Repelita Jakarta - Gubernur Jawa Barat, Dedi Mulyadi, mengungkapkan alasan di balik kebijakan kontroversialnya yang berencana mengirim siswa bermasalah ke barak militer.
Menurutnya, banyak guru yang merasa tertekan dalam mendidik siswa yang bermasalah, karena mereka takut terkena masalah hukum jika bersikap tegas terhadap mereka.
Dedi menganggap bahwa perlakuan keras terhadap siswa nakal terkadang berujung pada pemidanaan terhadap guru.
Untuk itu, ia mengusulkan agar TNI dan Polri terlibat dalam menangani siswa bermasalah, guna memberikan pembinaan karakter dan kedisiplinan.
Program ini akan dimulai pada 2 Mei 2025 dan direncanakan berlangsung antara enam hingga dua belas bulan.
Selama itu, siswa akan mengikuti program pembinaan karakter di barak militer.
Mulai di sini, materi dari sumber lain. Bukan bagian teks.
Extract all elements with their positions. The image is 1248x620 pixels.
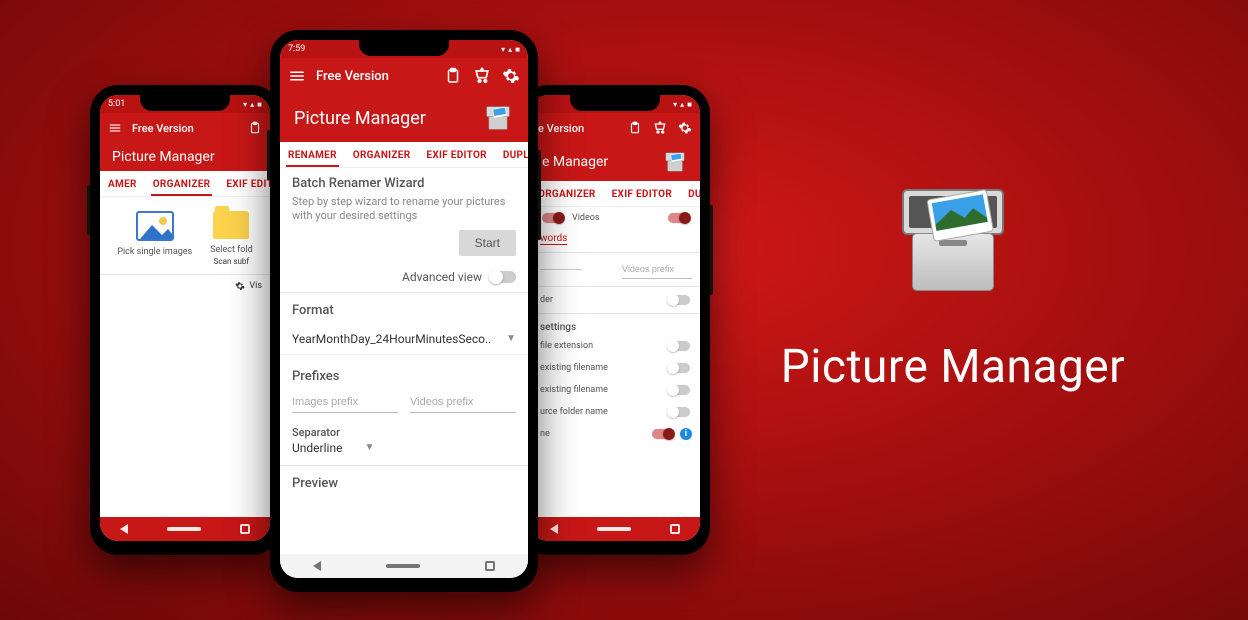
status-time: 7:59 [288, 44, 305, 54]
toggle[interactable] [668, 407, 690, 417]
select-folder-label: Select fold [210, 245, 253, 255]
toggle[interactable] [542, 213, 564, 223]
android-navbar [100, 517, 270, 541]
toolbar: e Version [530, 113, 700, 143]
toolbar-title-fragment: e Version [538, 122, 584, 135]
tabs: RENAMER ORGANIZER EXIF EDITOR DUPLICA [280, 142, 528, 168]
gear-icon[interactable] [678, 121, 692, 135]
info-icon[interactable]: i [680, 428, 692, 440]
nav-back-icon[interactable] [120, 524, 128, 534]
nav-back-icon[interactable] [313, 561, 321, 571]
app-cabinet-icon [662, 149, 688, 175]
status-time: 5:01 [108, 99, 125, 109]
videos-label: Videos [572, 213, 600, 223]
nav-home-icon[interactable] [386, 564, 420, 568]
toggle[interactable] [668, 295, 690, 305]
tab-renamer[interactable]: RENAMER [280, 142, 345, 167]
nav-home-icon[interactable] [597, 527, 631, 531]
nav-recents-icon[interactable] [240, 524, 250, 534]
tabs: ORGANIZER EXIF EDITOR DUPLICA [530, 181, 700, 207]
tab-renamer[interactable]: AMER [100, 171, 145, 196]
words-label: words [540, 233, 567, 245]
menu-icon[interactable] [288, 67, 306, 85]
videos-prefix-input[interactable] [410, 392, 516, 413]
app-title: Picture Manager [112, 149, 215, 165]
tab-exif[interactable]: EXIF EDITOR [218, 171, 270, 196]
advanced-view-label: Advanced view [402, 270, 482, 284]
pick-single-card[interactable]: Pick single images [117, 211, 192, 266]
tab-exif[interactable]: EXIF EDITOR [604, 181, 680, 206]
titlebar: e Manager [530, 143, 700, 181]
app-cabinet-icon [482, 102, 514, 134]
visible-label: Vis [249, 281, 262, 291]
videos-toggle-row: Videos [530, 207, 700, 229]
chevron-down-icon: ▼ [506, 333, 516, 344]
phone-center: 7:59 ▾▴■ Free Version [270, 30, 538, 592]
hero-title: Picture Manager [781, 340, 1126, 394]
format-value: YearMonthDay_24HourMinutesSeco.. [292, 332, 491, 346]
tabs: AMER ORGANIZER EXIF EDITOR [100, 171, 270, 197]
toggle[interactable] [668, 213, 690, 223]
tab-duplicates[interactable]: DUPLICA [495, 142, 528, 167]
visible-row[interactable]: Vis [100, 277, 270, 295]
toolbar: Free Version [100, 113, 270, 143]
toggle[interactable] [668, 363, 690, 373]
start-button[interactable]: Start [459, 230, 516, 256]
images-prefix-input[interactable] [292, 392, 398, 413]
tab-organizer[interactable]: ORGANIZER [345, 142, 419, 167]
clipboard-icon[interactable] [628, 121, 642, 135]
videos-prefix-input[interactable] [622, 260, 692, 279]
tab-organizer[interactable]: ORGANIZER [145, 171, 219, 196]
nav-recents-icon[interactable] [485, 561, 495, 571]
wizard-title: Batch Renamer Wizard [292, 176, 516, 191]
nav-back-icon[interactable] [550, 524, 558, 534]
app-title-fragment: e Manager [542, 154, 608, 170]
select-folder-card[interactable]: Select fold Scan subf [210, 211, 253, 266]
toggle[interactable] [668, 341, 690, 351]
toolbar-title: Free Version [132, 122, 194, 135]
gear-icon[interactable] [502, 67, 520, 85]
titlebar: Picture Manager [280, 94, 528, 142]
separator-value: Underline [292, 441, 342, 455]
tab-organizer[interactable]: ORGANIZER [530, 181, 604, 206]
clipboard-icon[interactable] [248, 121, 262, 135]
scan-sub-label: Scan subf [214, 257, 250, 266]
separator-dropdown[interactable]: Underline ▼ [280, 439, 528, 463]
advanced-view-row: Advanced view [280, 264, 528, 290]
cart-icon[interactable] [472, 66, 492, 86]
phone-left: 5:01 ▾▴■ Free Version Picture Manager AM… [90, 85, 280, 555]
cart-icon[interactable] [652, 120, 668, 136]
tab-duplicates[interactable]: DUPLICA [680, 181, 700, 206]
separator-label: Separator [292, 426, 340, 439]
menu-icon[interactable] [108, 121, 122, 135]
clipboard-icon[interactable] [444, 67, 462, 85]
android-navbar [280, 554, 528, 578]
nav-home-icon[interactable] [167, 527, 201, 531]
toolbar: Free Version [280, 58, 528, 94]
preview-label: Preview [292, 476, 516, 491]
chevron-down-icon: ▼ [364, 442, 374, 453]
toggle[interactable] [652, 429, 674, 439]
folder-icon [213, 211, 249, 239]
subfolder-row: der [530, 289, 700, 311]
pick-single-label: Pick single images [117, 247, 192, 257]
android-navbar [530, 517, 700, 541]
nav-recents-icon[interactable] [670, 524, 680, 534]
phone-right: ▾▴■ e Version e Manager [520, 85, 710, 555]
settings-section-label: settings [530, 316, 700, 335]
prefixes-label: Prefixes [292, 369, 516, 384]
advanced-view-toggle[interactable] [490, 271, 516, 283]
format-label: Format [292, 303, 516, 318]
tab-exif[interactable]: EXIF EDITOR [418, 142, 494, 167]
gear-icon [235, 281, 245, 291]
format-dropdown[interactable]: YearMonthDay_24HourMinutesSeco.. ▼ [280, 324, 528, 355]
toggle[interactable] [668, 385, 690, 395]
toolbar-title: Free Version [316, 69, 389, 84]
titlebar: Picture Manager [100, 143, 270, 171]
app-title: Picture Manager [294, 108, 426, 129]
wizard-desc: Step by step wizard to rename your pictu… [292, 195, 516, 224]
app-cabinet-icon [883, 170, 1023, 310]
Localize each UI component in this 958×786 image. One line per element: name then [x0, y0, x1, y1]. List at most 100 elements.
Mereka tetap akan menjalani pendidikan seperti biasa, namun dengan penambahan latihan fisik dan kedisiplinan.
Aktivitas yang direncanakan antara lain meliputi waktu tidur pukul 20.00 WIB dan bangun pukul 04.00 WIB, olahraga pagi, serta pembinaan agama, termasuk puasa Senin-Kamis dan mengaji bagi siswa Muslim.
Dedi menjelaskan bahwa tujuan dari program ini bukan untuk memberikan pendidikan militer, tetapi untuk menanamkan kedisiplinan dan membentuk karakter siswa.
Ia juga menegaskan bahwa setiap peserta harus mendapatkan persetujuan orang tua sebelum ikut serta dalam program tersebut.
Beberapa daerah di Jawa Barat menyatakan kesiapan untuk melaksanakan program ini mulai 2 Mei 2025.
Meski demikian, kebijakan ini menuai kritikan dari berbagai pihak.
Lembaga Imparsial, misalnya, mendesak Dedi Mulyadi untuk menghentikan rencana ini, karena dianggap bertentangan dengan prinsip-prinsip hak asasi manusia dan berpotensi memperkuat kekerasan dalam pendidikan.
Menteri Pendidikan Dasar dan Menengah, Abdul Mu'ti, juga enggan memberikan pendapat terkait kebijakan tersebut.
Ia menyarankan agar wartawan mencari masukan dari pakar pendidikan lain yang lebih berkompeten.
Saat ini, kebijakan tersebut masih dalam tahap perencanaan dan akan segera diuji coba di lapangan.
Dedi berharap bahwa program ini akan dapat menjadi solusi yang efektif dalam menangani siswa bermasalah dan mengurangi kekhawatiran para guru dalam mendidik.
Namun, penerimaan masyarakat terhadap program ini dan pelaksanaannya di lapangan akan menjadi tantangan besar ke depannya.